Le laboratoire départemental de Haute Garonne 31 EVA vient d’avoir l’autorisation pour participer à la phase de dépistage du Covid 19. Situé à Launaguet, cet établissement de 4600 m² étendu sur deux niveaux, pourra réaliser rapidement 4000 tests par semaine. Quelques-uns des 165 professionnels du labo manipulent des agents hautement pathogènes dans ses trois zones de confinement. 100% a pu visiter les locaux.

Pour rentrer, il faut montrer patte blanche : blouse et désinfection, y compris du matériel. Car l’établissement garantit un haut niveau de bio sécurité « il est habilité à gérer les virus dangereux » explique Michèle Selve, la directrice du site, en présentant les laboratoires P3 et P2 + où sont traités les échantillons Covid, « ici l’air est filtré en rentrant et en ressortant et nous travaillons sous poste à  sécurité microbiologique ». 

 

Michèle Selve, directrice d'EVA 31.

 

Un matériel de pointe et une réorganisation pour faire face au déconfinement

Pour trouver les patients positifs, débusquer les foyers de contamination et ainsi maîtriser l'épidémie après le déconfinement, deux équipes sont mobilisés de 6h30 à 14h et de 14h à 22h du lundi au samedi.

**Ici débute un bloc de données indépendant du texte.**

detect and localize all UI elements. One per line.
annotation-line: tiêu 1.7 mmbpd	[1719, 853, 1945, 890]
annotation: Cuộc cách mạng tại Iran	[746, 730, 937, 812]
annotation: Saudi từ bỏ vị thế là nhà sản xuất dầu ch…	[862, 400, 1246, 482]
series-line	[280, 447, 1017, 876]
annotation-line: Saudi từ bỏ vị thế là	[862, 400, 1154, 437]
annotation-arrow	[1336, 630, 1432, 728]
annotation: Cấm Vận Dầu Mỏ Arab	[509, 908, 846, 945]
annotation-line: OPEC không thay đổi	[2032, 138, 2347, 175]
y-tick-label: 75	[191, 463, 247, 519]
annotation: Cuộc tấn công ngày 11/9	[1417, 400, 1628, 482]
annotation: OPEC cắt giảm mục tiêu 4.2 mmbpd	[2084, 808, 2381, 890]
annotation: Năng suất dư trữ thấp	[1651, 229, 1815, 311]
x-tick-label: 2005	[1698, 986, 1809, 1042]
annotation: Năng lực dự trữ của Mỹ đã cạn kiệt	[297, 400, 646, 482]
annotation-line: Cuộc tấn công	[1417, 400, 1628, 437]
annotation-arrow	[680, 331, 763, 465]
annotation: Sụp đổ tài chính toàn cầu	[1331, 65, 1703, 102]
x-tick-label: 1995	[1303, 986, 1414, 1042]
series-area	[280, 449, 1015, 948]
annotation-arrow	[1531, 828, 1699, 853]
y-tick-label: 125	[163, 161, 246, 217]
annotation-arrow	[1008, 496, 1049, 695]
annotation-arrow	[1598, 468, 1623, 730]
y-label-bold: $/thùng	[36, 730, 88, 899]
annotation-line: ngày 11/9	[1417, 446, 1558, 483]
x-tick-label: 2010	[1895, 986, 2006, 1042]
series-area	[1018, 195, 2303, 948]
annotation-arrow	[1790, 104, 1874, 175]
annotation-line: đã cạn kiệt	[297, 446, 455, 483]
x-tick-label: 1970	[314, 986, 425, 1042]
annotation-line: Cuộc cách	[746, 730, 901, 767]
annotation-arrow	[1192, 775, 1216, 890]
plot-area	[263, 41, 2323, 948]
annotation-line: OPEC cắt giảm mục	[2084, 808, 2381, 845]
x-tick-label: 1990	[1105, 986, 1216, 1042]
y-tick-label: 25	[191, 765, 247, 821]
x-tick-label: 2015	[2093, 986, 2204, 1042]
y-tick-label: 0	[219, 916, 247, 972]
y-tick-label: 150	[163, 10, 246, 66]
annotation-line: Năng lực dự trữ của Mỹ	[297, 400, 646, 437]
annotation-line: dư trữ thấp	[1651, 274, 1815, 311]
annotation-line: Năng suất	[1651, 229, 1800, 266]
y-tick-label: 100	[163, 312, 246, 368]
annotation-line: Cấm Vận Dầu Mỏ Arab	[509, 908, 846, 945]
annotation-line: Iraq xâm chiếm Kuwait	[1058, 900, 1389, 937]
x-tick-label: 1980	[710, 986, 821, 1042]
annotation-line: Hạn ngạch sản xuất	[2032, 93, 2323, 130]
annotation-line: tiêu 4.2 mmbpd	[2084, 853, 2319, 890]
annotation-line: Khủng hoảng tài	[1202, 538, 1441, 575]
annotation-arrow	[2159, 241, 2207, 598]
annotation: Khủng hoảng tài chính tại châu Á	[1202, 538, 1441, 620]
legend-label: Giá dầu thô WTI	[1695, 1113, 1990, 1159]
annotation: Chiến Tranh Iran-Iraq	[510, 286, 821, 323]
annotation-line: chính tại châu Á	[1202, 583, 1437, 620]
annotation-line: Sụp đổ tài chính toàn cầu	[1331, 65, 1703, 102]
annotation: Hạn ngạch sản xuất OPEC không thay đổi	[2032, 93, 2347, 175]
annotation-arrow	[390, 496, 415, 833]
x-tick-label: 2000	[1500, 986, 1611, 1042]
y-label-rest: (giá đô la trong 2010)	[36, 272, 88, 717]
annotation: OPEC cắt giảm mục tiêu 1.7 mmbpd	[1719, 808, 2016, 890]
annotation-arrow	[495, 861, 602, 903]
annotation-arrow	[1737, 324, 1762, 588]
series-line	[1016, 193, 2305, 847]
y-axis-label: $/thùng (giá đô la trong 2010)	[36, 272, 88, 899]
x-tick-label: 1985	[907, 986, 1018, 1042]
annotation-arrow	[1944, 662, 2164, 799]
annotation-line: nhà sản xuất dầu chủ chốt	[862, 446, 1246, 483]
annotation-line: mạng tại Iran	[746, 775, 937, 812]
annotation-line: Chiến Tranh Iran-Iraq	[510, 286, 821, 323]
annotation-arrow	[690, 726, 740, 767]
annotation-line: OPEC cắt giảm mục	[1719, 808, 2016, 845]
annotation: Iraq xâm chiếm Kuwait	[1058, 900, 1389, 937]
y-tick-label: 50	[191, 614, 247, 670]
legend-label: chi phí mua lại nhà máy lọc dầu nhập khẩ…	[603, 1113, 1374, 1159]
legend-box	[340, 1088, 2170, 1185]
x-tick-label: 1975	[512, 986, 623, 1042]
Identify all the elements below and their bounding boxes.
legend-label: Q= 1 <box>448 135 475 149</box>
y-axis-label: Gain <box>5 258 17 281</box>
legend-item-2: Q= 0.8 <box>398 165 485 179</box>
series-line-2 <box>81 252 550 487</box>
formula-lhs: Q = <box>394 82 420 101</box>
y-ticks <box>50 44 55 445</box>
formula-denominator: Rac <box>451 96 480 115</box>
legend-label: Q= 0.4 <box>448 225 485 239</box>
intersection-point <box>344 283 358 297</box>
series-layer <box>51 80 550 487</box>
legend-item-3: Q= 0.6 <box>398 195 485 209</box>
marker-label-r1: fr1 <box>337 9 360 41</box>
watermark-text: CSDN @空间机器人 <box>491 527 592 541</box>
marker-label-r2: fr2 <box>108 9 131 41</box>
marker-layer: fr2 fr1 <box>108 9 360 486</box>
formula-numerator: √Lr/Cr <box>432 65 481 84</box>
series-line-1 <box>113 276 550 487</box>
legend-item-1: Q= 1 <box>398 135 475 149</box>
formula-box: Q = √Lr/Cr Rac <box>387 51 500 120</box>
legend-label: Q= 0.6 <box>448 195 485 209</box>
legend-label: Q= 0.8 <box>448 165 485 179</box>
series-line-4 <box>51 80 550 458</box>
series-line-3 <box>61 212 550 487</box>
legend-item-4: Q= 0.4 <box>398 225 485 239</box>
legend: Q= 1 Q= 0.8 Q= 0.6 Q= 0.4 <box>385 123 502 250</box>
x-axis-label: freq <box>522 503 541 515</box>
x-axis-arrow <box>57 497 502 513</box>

700 000 euros sont investis chaque année pour le fonctionnement et l’équipement de l’établissement, qui s’occupe d'habitude aussi bien de santé publique vétérinaire, végétale ou sanitaire ; remplissant des missions pour l’agence de l’eau, Atmo Occitanie ou la recherche agronomique « nos agents ont par exemple travaillé sur la fièvre catarrhale ovine, la rage ou l’épidémie d’influenza aviaire » rappelle Michèle Selve, avant de présenter l’appareil indispensable à la lutte contre le Covid : le thermocycleur. Il permet de réaliser ce que les biologistes appellent une PCR « il amplifie la séquence ADN » explique Loïc Durand, chef de service sécurité sanitaire.

 

Moins de 2% de positifs

« Actuellement moins de 2% des échantillons traités ici sont Covid positifs, mais une montée en charge est prévue suite au déconfinement » assure Richard Fabre, président de l’URPS des biologistes libéraux d’Occitanie. Les laboratoires privés sont "sur la brêche depuis mars et le nombre d'analyses monte en puissance". ARS, CPAM et généralistes sont chargés d'identifier les malades et les cas contacts, les envoyer dans les labos privés qui font appel à EVA 31 dans le cadre d'un partenariat public-privé.

Financeur de la structure, le président du Conseil départemental Georges Méric salue un site performant « car le CD 31 investit ici depuis 25 ans » dans ce labo, certes, vétérinaire « mais qui peut faire n’importe quelle analyse et qui a eu l’accord du préfet pour réaliser les analyses Covid ».

 

Le président du Conseil départemental Georges Meric.